En ces temps de difficultés d’approvisionnement en oxygène, ceux qui n’en manquent pas, ce sont les gardes tortues du conseil départemental. Outre ces reptiles, ils ont comme plus proches voisins les crabes et les pailles en queue, et un air marin dépourvu de virus, comme geste barrière. Ils sont pourtant impactés par le confinement, nous rapportent-ils.
« Alors que le conseil départemental recherche et trouve des solutions pour l’ensemble de ses agents, en proposant du télétravail ou du présentiel aménagé pour ceux qui travaillent dans les bureaux, nous n’avons pas eu d’adaptation à notre condition de travail pour des trajets qui deviennent problématiques ». Ils expliquent que les taxis, fort dépourvus lorsque le confinement fut venu, suspendent leur activité, « ils dépensent plus en essence qu’ils ne récupèrent de passagers ». Les laissant sur le carreau : « Nous devons prendre le taxi en fin d’après-midi pour prendre notre poste à Moya, puis le lendemain vers 7h du matin, nous marchons en sens inverse vers la route, et là, nous attendons parfois jusqu’à 14h qu’un taxi arrive. Et la plupart d’entre nous habitent Grande Terre ». Pour des agents qui n’ont en principe pas dormi de la nuit, ça rallonge… « Nous demandons que soit mis en place un ramassage, mais nous ne sommes pas entendus de notre Direction Environnement et Développement durable », nous explique ce garde qui souhaite conserver l’anonymat.

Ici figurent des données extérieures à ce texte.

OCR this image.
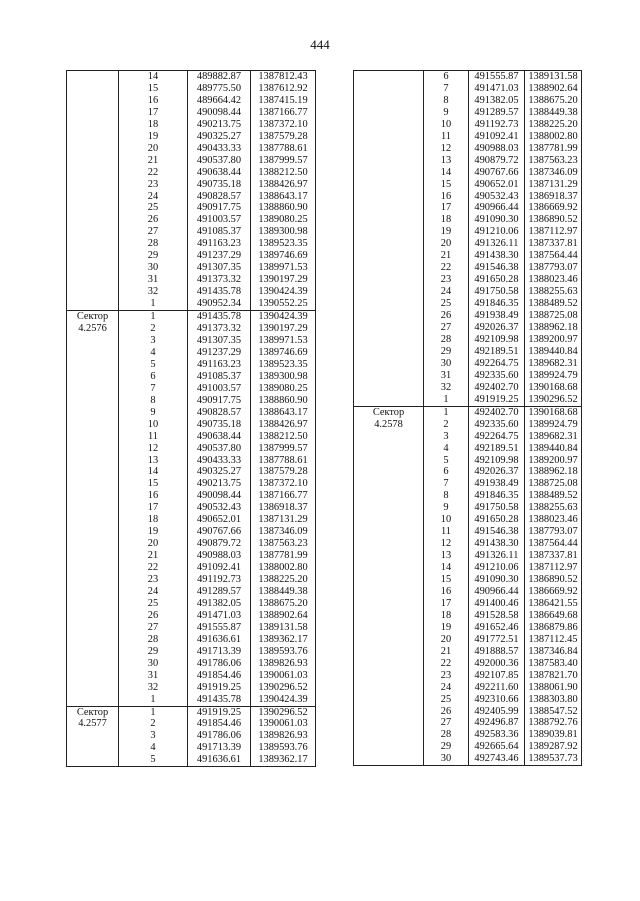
444
	14	489882.87	1387812.43
	15	489775.50	1387612.92
	16	489664.42	1387415.19
	17	490098.44	1387166.77
	18	490213.75	1387372.10
	19	490325.27	1387579.28
	20	490433.33	1387788.61
	21	490537.80	1387999.57
	22	490638.44	1388212.50
	23	490735.18	1388426.97
	24	490828.57	1388643.17
	25	490917.75	1388860.90
	26	491003.57	1389080.25
	27	491085.37	1389300.98
	28	491163.23	1389523.35
	29	491237.29	1389746.69
	30	491307.35	1389971.53
	31	491373.32	1390197.29
	32	491435.78	1390424.39
	1	490952.34	1390552.25

Сектор
4.2576	1	491435.78	1390424.39
	2	491373.32	1390197.29
	3	491307.35	1389971.53
	4	491237.29	1389746.69
	5	491163.23	1389523.35
	6	491085.37	1389300.98
	7	491003.57	1389080.25
	8	490917.75	1388860.90
	9	490828.57	1388643.17
	10	490735.18	1388426.97
	11	490638.44	1388212.50
	12	490537.80	1387999.57
	13	490433.33	1387788.61
	14	490325.27	1387579.28
	15	490213.75	1387372.10
	16	490098.44	1387166.77
	17	490532.43	1386918.37
	18	490652.01	1387131.29
	19	490767.66	1387346.09
	20	490879.72	1387563.23
	21	490988.03	1387781.99
	22	491092.41	1388002.80
	23	491192.73	1388225.20
	24	491289.57	1388449.38
	25	491382.05	1388675.20
	26	491471.03	1388902.64
	27	491555.87	1389131.58
	28	491636.61	1389362.17
	29	491713.39	1389593.76
	30	491786.06	1389826.93
	31	491854.46	1390061.03
	32	491919.25	1390296.52
	1	491435.78	1390424.39

Сектор
4.2577	1	491919.25	1390296.52
	2	491854.46	1390061.03
	3	491786.06	1389826.93
	4	491713.39	1389593.76
	5	491636.61	1389362.17
	6	491555.87	1389131.58
	7	491471.03	1388902.64
	8	491382.05	1388675.20
	9	491289.57	1388449.38
	10	491192.73	1388225.20
	11	491092.41	1388002.80
	12	490988.03	1387781.99
	13	490879.72	1387563.23
	14	490767.66	1387346.09
	15	490652.01	1387131.29
	16	490532.43	1386918.37
	17	490966.44	1386669.92
	18	491090.30	1386890.52
	19	491210.06	1387112.97
	20	491326.11	1387337.81
	21	491438.30	1387564.44
	22	491546.38	1387793.07
	23	491650.28	1388023.46
	24	491750.58	1388255.63
	25	491846.35	1388489.52
	26	491938.49	1388725.08
	27	492026.37	1388962.18
	28	492109.98	1389200.97
	29	492189.51	1389440.84
	30	492264.75	1389682.31
	31	492335.60	1389924.79
	32	492402.70	1390168.68
	1	491919.25	1390296.52

Сектор
4.2578	1	492402.70	1390168.68
	2	492335.60	1389924.79
	3	492264.75	1389682.31
	4	492189.51	1389440.84
	5	492109.98	1389200.97
	6	492026.37	1388962.18
	7	491938.49	1388725.08
	8	491846.35	1388489.52
	9	491750.58	1388255.63
	10	491650.28	1388023.46
	11	491546.38	1387793.07
	12	491438.30	1387564.44
	13	491326.11	1387337.81
	14	491210.06	1387112.97
	15	491090.30	1386890.52
	16	490966.44	1386669.92
	17	491400.46	1386421.55
	18	491528.58	1386649.68
	19	491652.46	1386879.86
	20	491772.51	1387112.45
	21	491888.57	1387346.84
	22	492000.36	1387583.40
	23	492107.85	1387821.70
	24	492211.60	1388061.90
	25	492310.66	1388303.80
	26	492405.99	1388547.52
	27	492496.87	1388792.76
	28	492583.36	1389039.81
	29	492665.64	1389287.92
	30	492743.46	1389537.73
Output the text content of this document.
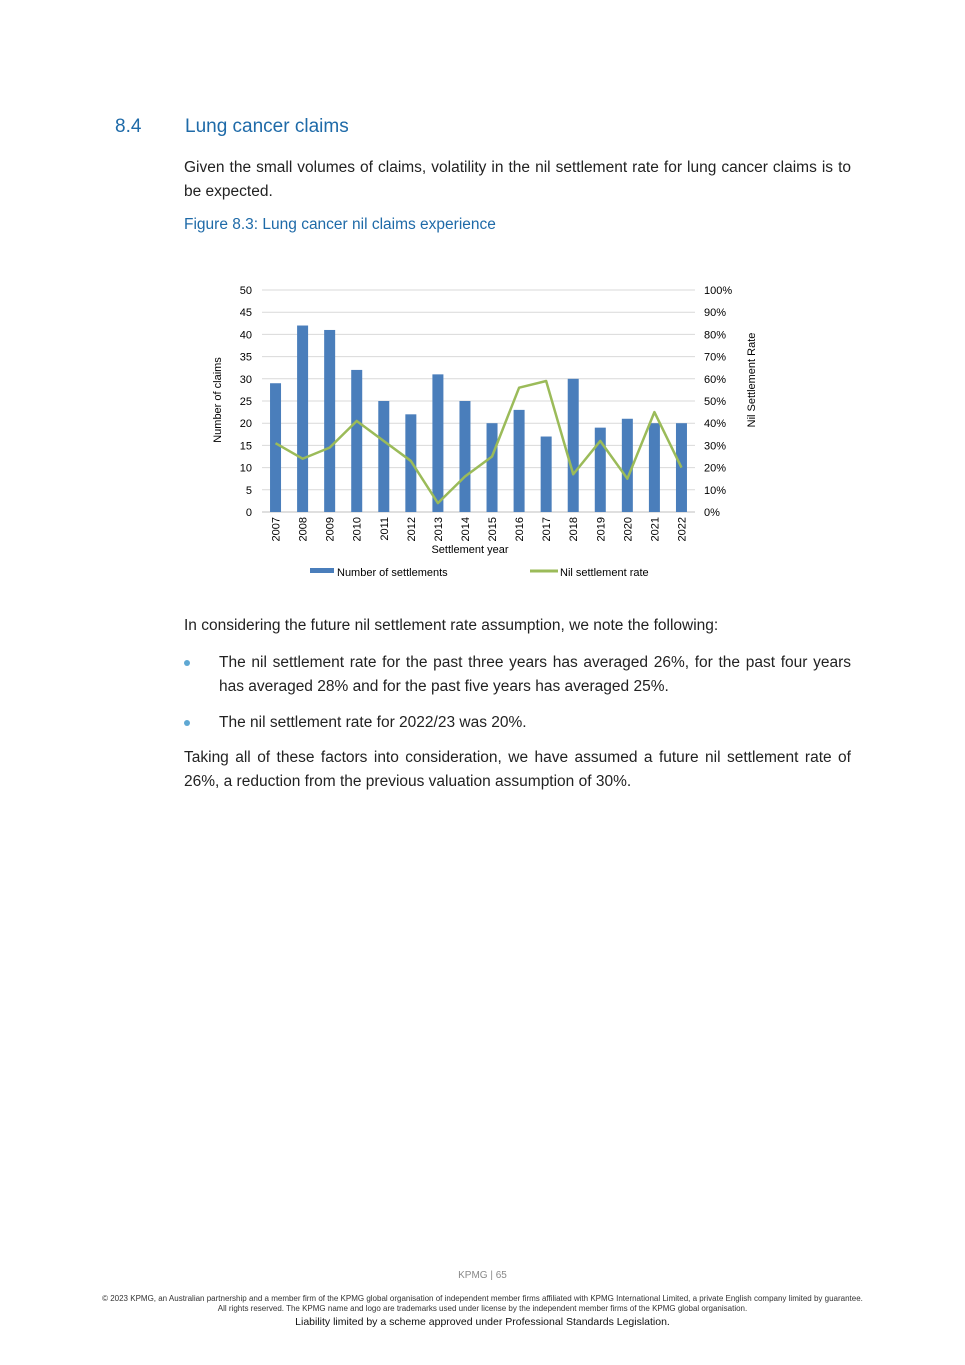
8.4 Lung cancer claims

Given the small volumes of claims, volatility in the nil settlement rate for lung cancer claims is to be expected.

Figure 8.3: Lung cancer nil claims experience
0
5
10
15
20
25
30
35
40
45
50
0%
10%
20%
30%
40%
50%
60%
70%
80%
90%
100%
2007 2008 2009 2010 2011 2012 2013 2014 2015 2016 2017 2018 2019 2020 2021 2022
Number of claims	Nil Settlement Rate
Settlement year
Number of settlements	Nil settlement rate

In considering the future nil settlement rate assumption, we note the following:

The nil settlement rate for the past three years has averaged 26%, for the past four years has averaged 28% and for the past five years has averaged 25%.
The nil settlement rate for 2022/23 was 20%.

Taking all of these factors into consideration, we have assumed a future nil settlement rate of 26%, a reduction from the previous valuation assumption of 30%.

KPMG | 65
© 2023 KPMG, an Australian partnership and a member firm of the KPMG global organisation of independent member firms affiliated with KPMG International Limited, a private English company limited by guarantee. All rights reserved. The KPMG name and logo are trademarks used under license by the independent member firms of the KPMG global organisation.
Liability limited by a scheme approved under Professional Standards Legislation.
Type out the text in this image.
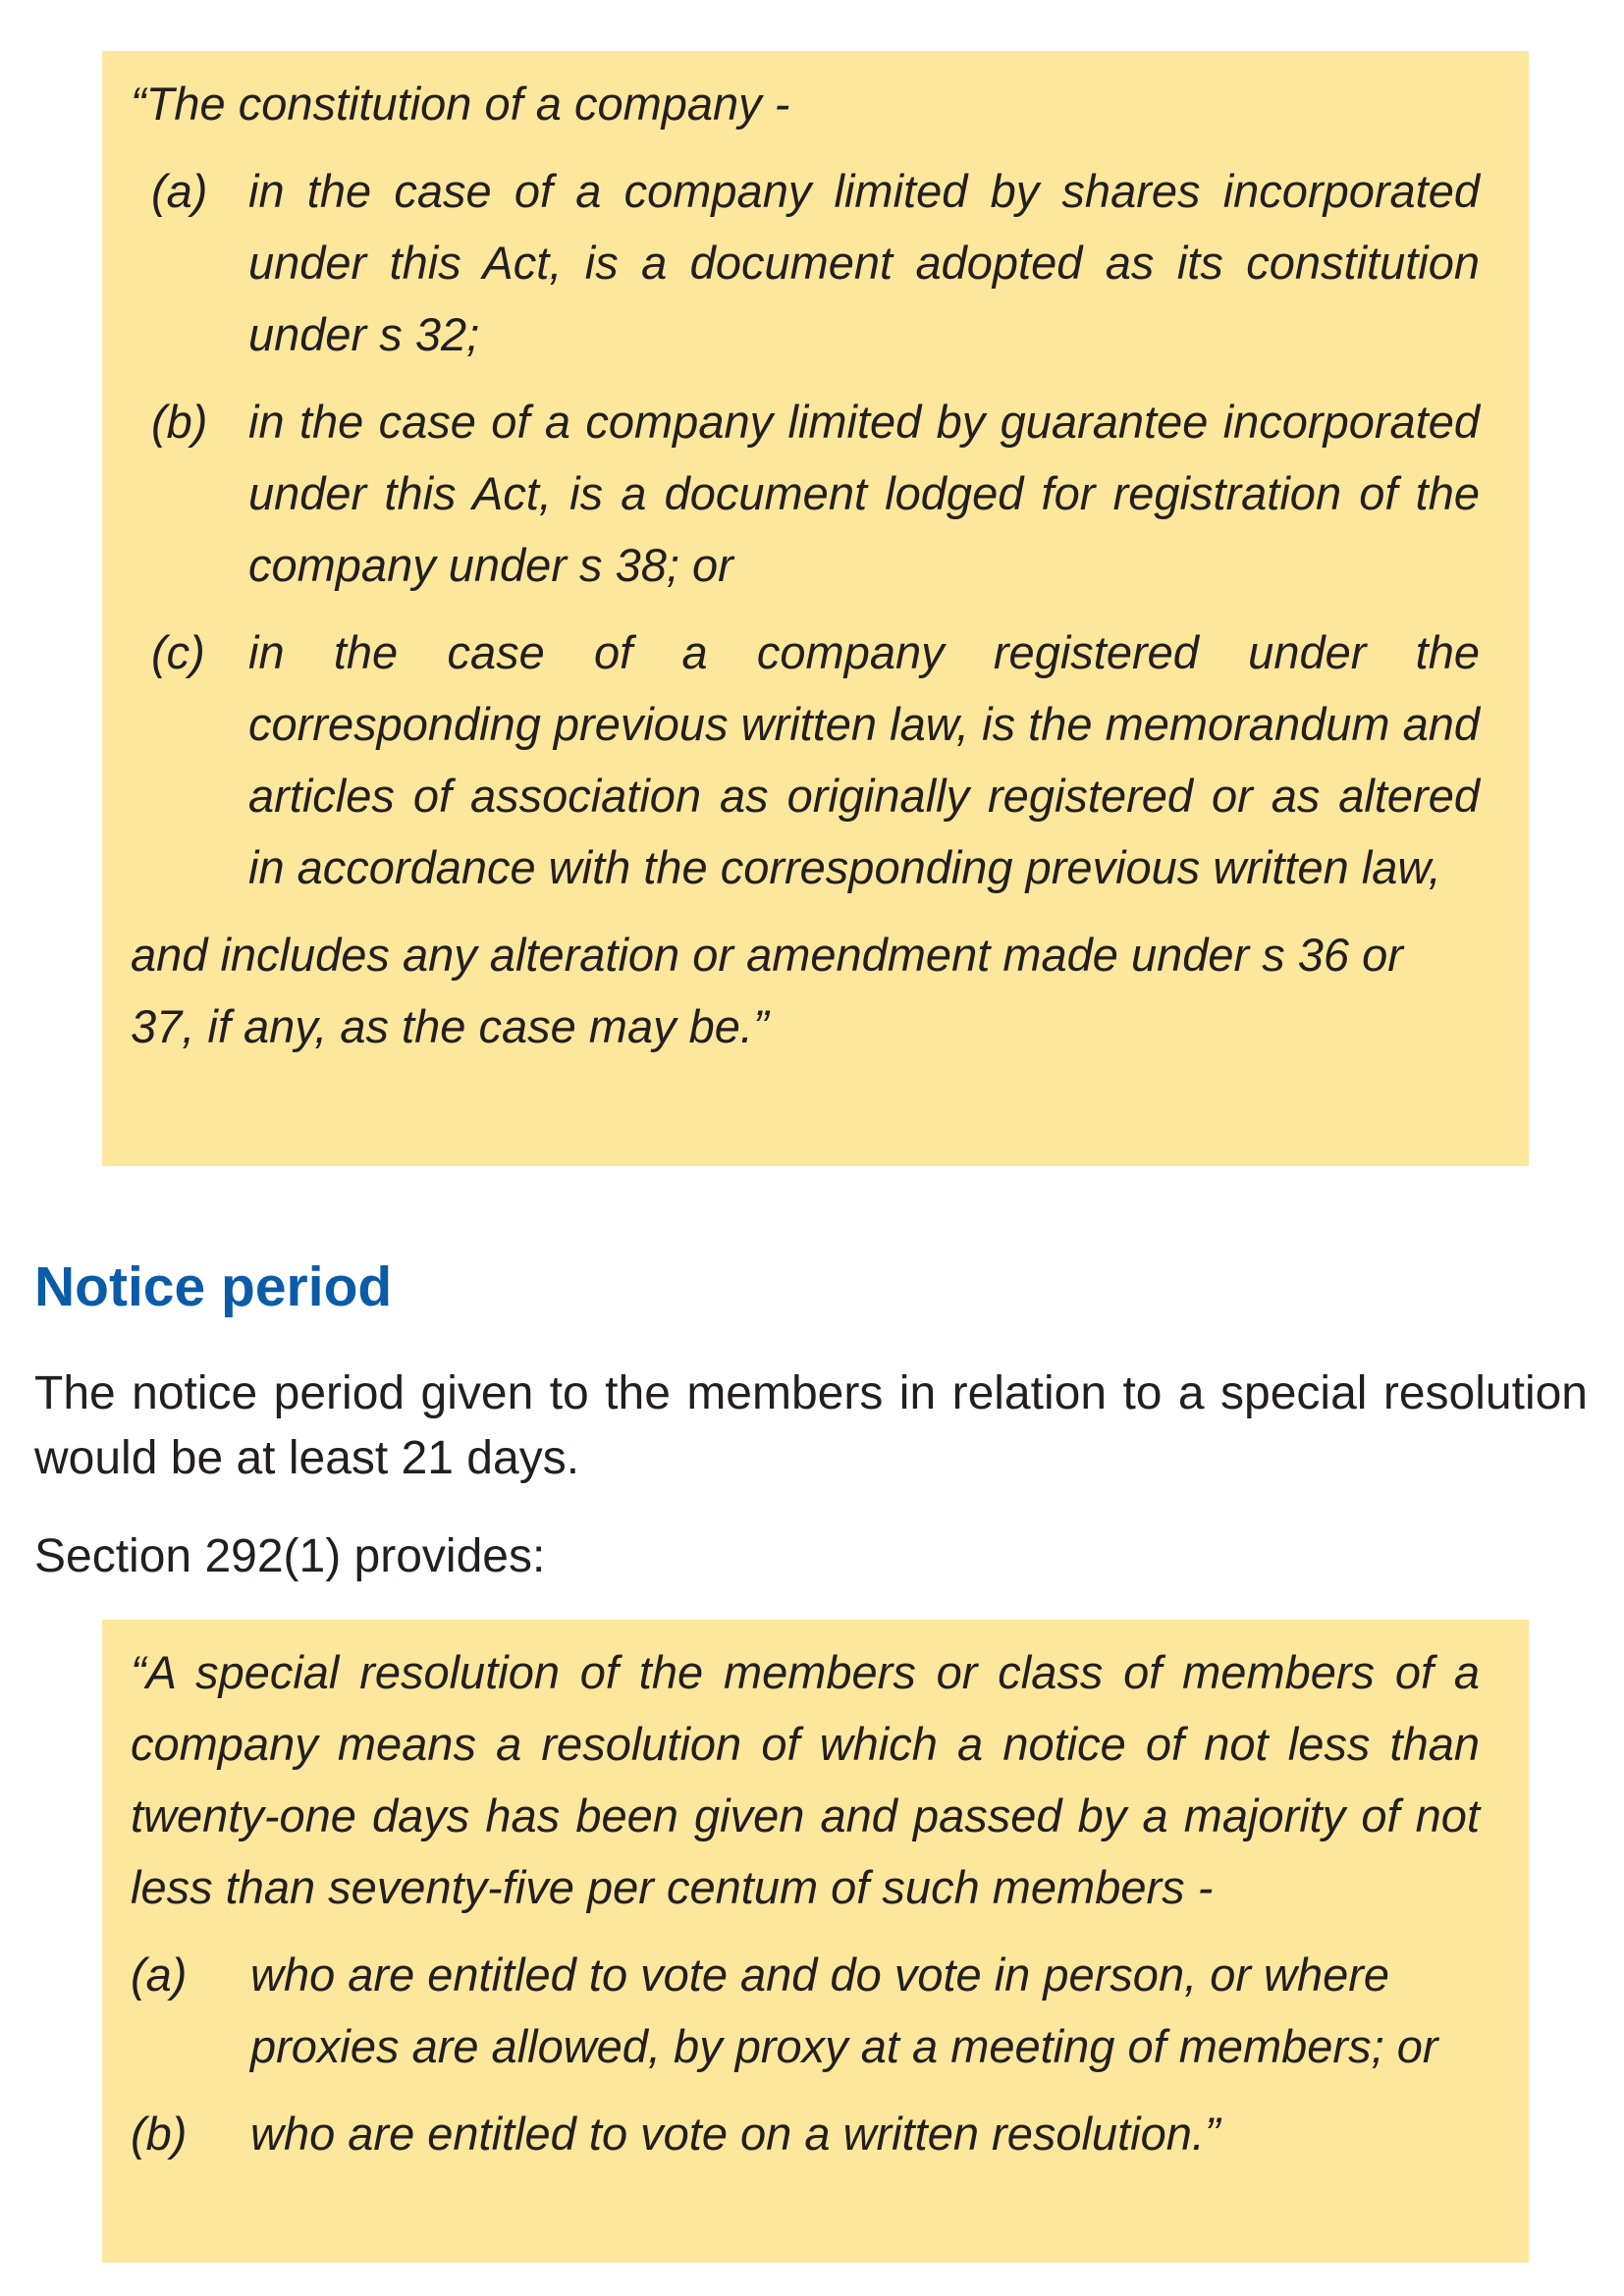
“The constitution of a company -

(a) in the case of a company limited by shares incorporated under this Act, is a document adopted as its constitution under s 32;
(b) in the case of a company limited by guarantee incorporated under this Act, is a document lodged for registration of the company under s 38; or
(c) in the case of a company registered under the corresponding previous written law, is the memorandum and articles of association as originally registered or as altered in accordance with the corresponding previous written law,

and includes any alteration or amendment made under s 36 or 37, if any, as the case may be.”

Notice period

The notice period given to the members in relation to a special resolution would be at least 21 days.

Section 292(1) provides:

“A special resolution of the members or class of members of a company means a resolution of which a notice of not less than twenty-one days has been given and passed by a majority of not less than seventy-five per centum of such members -

(a)	who are entitled to vote and do vote in person, or where proxies are allowed, by proxy at a meeting of members; or
(b)	who are entitled to vote on a written resolution.”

Ils sont 19 à être impactés, et à tenir malgré tout leur veille. Ils ont d’ailleurs mis en fuite des braconniers, trop tard hélas pour sauver l’animal, comme on peut le voir sur leur photo. Mais ils ont des billes. « Dans la nuit du 13 au 14, nous avons vu arriver un véhicule, qui s’est garé, et a laissé descendre plusieurs personnes, avant de repartir. Vers 4 heures du matin, la voiture est revenue. » L’analyse du garde tortue qui nous détaille la scène est que, bredouille à la 1ère marée haute, les personnes sont restées cachées, sur place. « A la 2ème marée, ils ont repéré une tortue, et l’ont abattue, mais n’ont pas eu le temps de la dépecer car nous sommes intervenus. »
Ils avaient malgré tout relevé la plaque d’immatriculation de la voiture, qu’ils ont livrée à la gendarmerie, « il s’agit d’une voiture de location. Donc, c’est forcément quelqu’un qui a les moyens de faire ça. » Une enquête est en cours, nous indique-t-il.